The €100m Dutch pension fund for specialist chemicals firm Norit wants to liquidate and join BPL, the €17.1bn sector scheme for agriculture.
According to the board – chaired by Frans Prins, the former director of the €8.8bn pension fund PWRI – this would be the best option for all of its 1,000 participants.
An earlier effort to join the €23.3bn multi-sector scheme PGB failed because of the high costs involved.
The Norit pension fund said the BPL arrangements were better because of its lower franchise – the part of an employee’s salary exempt from pensions accrual – and higher annual accrual rate.
In addition, BPL’s coverage ratio (102.3% at the end of February) was significantly higher than Norit’s, which stood at 97.1%.
The board of the Norit scheme made clear that, were the pension fund to remain independent, benefit cuts would be likely in 2020.
The pension fund, with 300 active participants, almost 300 deferred members and 400 pensioners, had already applied a cut of 10% to pension payments five years ago.
Joining BPL would require bridging the funding gap, which could be achieved either by another rights cut or through an additional contribution from the employer, US-based Cabot, which bought Norit in 2012.

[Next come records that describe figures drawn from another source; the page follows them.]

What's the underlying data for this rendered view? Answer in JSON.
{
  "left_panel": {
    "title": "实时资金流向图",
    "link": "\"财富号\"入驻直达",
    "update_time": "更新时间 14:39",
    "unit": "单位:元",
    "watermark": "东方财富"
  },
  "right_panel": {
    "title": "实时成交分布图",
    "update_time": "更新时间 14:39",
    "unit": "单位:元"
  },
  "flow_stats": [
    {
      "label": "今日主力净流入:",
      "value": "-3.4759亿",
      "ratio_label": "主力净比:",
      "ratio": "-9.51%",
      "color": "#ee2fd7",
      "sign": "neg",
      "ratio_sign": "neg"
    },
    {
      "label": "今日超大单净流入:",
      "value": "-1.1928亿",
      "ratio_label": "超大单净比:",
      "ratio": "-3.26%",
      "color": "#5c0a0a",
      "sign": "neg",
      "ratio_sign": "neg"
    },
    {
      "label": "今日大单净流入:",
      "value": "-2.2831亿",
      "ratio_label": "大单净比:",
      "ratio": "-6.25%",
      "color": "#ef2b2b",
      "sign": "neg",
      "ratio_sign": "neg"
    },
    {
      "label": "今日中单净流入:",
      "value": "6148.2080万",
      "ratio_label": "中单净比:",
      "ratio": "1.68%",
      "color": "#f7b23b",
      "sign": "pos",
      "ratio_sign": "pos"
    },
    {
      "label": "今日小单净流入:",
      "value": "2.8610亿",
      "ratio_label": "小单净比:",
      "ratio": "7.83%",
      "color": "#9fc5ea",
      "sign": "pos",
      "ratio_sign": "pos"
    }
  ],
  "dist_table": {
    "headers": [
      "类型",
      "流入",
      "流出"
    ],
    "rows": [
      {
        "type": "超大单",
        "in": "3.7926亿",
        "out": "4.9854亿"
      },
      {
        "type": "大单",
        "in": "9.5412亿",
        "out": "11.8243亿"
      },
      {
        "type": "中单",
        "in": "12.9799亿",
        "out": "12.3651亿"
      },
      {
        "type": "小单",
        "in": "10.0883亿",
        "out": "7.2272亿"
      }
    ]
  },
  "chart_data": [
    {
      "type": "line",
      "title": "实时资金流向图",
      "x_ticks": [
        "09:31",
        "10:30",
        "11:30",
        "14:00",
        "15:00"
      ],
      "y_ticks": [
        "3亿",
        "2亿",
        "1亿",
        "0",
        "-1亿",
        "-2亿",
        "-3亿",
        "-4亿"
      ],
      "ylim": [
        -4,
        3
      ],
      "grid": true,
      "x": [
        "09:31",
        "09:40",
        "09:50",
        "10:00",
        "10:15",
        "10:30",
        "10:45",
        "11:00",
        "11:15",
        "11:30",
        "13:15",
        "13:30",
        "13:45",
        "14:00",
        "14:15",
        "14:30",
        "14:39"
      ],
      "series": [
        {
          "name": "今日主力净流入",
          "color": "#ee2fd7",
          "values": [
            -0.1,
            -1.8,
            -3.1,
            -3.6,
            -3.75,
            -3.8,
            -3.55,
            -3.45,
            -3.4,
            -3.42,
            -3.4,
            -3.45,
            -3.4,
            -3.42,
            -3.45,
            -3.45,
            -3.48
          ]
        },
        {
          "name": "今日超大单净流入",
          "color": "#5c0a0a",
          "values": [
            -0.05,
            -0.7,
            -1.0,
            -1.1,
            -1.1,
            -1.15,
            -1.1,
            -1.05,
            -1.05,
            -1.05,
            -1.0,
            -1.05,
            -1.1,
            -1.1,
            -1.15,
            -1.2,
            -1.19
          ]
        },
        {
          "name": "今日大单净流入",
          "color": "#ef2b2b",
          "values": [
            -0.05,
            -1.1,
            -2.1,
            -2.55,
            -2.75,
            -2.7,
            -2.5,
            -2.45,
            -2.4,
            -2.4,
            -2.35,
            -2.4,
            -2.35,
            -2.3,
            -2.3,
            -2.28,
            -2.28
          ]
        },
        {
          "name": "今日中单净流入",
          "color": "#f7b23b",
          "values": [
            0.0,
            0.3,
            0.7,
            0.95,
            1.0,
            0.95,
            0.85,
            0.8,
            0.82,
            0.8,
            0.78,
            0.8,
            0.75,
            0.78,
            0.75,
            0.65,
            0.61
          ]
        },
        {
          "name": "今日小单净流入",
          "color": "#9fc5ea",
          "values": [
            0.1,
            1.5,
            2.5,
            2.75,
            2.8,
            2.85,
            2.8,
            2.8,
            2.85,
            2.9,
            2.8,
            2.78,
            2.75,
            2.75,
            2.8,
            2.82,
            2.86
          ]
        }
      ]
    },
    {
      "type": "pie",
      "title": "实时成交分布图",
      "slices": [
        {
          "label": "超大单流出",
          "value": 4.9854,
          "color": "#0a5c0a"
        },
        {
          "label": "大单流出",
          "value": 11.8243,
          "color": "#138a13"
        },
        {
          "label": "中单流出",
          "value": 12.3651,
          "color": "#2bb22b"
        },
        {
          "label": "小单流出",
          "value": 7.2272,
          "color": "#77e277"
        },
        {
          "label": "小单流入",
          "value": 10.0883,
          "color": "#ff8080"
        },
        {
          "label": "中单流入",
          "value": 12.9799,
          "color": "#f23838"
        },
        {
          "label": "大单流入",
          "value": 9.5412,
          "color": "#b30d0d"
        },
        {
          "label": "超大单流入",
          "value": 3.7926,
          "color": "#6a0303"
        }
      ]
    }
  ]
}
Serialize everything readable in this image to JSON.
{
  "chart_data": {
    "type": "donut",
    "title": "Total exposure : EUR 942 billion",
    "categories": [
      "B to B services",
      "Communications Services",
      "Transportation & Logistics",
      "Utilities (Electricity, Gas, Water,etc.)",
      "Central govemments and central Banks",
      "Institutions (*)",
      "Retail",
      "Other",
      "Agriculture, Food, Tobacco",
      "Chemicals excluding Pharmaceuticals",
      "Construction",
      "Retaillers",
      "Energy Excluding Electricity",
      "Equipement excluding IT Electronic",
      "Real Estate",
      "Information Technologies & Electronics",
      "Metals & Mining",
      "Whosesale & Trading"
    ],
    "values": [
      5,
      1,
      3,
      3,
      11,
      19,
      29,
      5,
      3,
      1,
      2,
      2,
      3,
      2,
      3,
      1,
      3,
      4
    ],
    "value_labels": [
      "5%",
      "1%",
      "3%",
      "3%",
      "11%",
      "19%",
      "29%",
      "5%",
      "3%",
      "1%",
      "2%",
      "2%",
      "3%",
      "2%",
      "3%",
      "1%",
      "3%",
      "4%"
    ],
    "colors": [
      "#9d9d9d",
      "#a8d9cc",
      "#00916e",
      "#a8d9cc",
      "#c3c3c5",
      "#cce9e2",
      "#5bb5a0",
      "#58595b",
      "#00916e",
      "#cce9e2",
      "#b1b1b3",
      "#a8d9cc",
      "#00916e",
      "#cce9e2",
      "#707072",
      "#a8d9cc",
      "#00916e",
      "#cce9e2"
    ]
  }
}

Joining PGB would have required an extra payment of €9m from the sponsor to fill a funding difference of 8%. The company was not prepared to pay this, according to the pension fund.
It said that the employer hadn’t provided clarity yet whether it was willing to pay the required additional contribution this time.
The board argued the one-off payment would be compensated in part by lower administration costs and lower premiums.
The administration of the pension fund of Norit – a specialist producer of “activated carbon” – is carried out by Mercer. NN Investment Partners is its asset manager.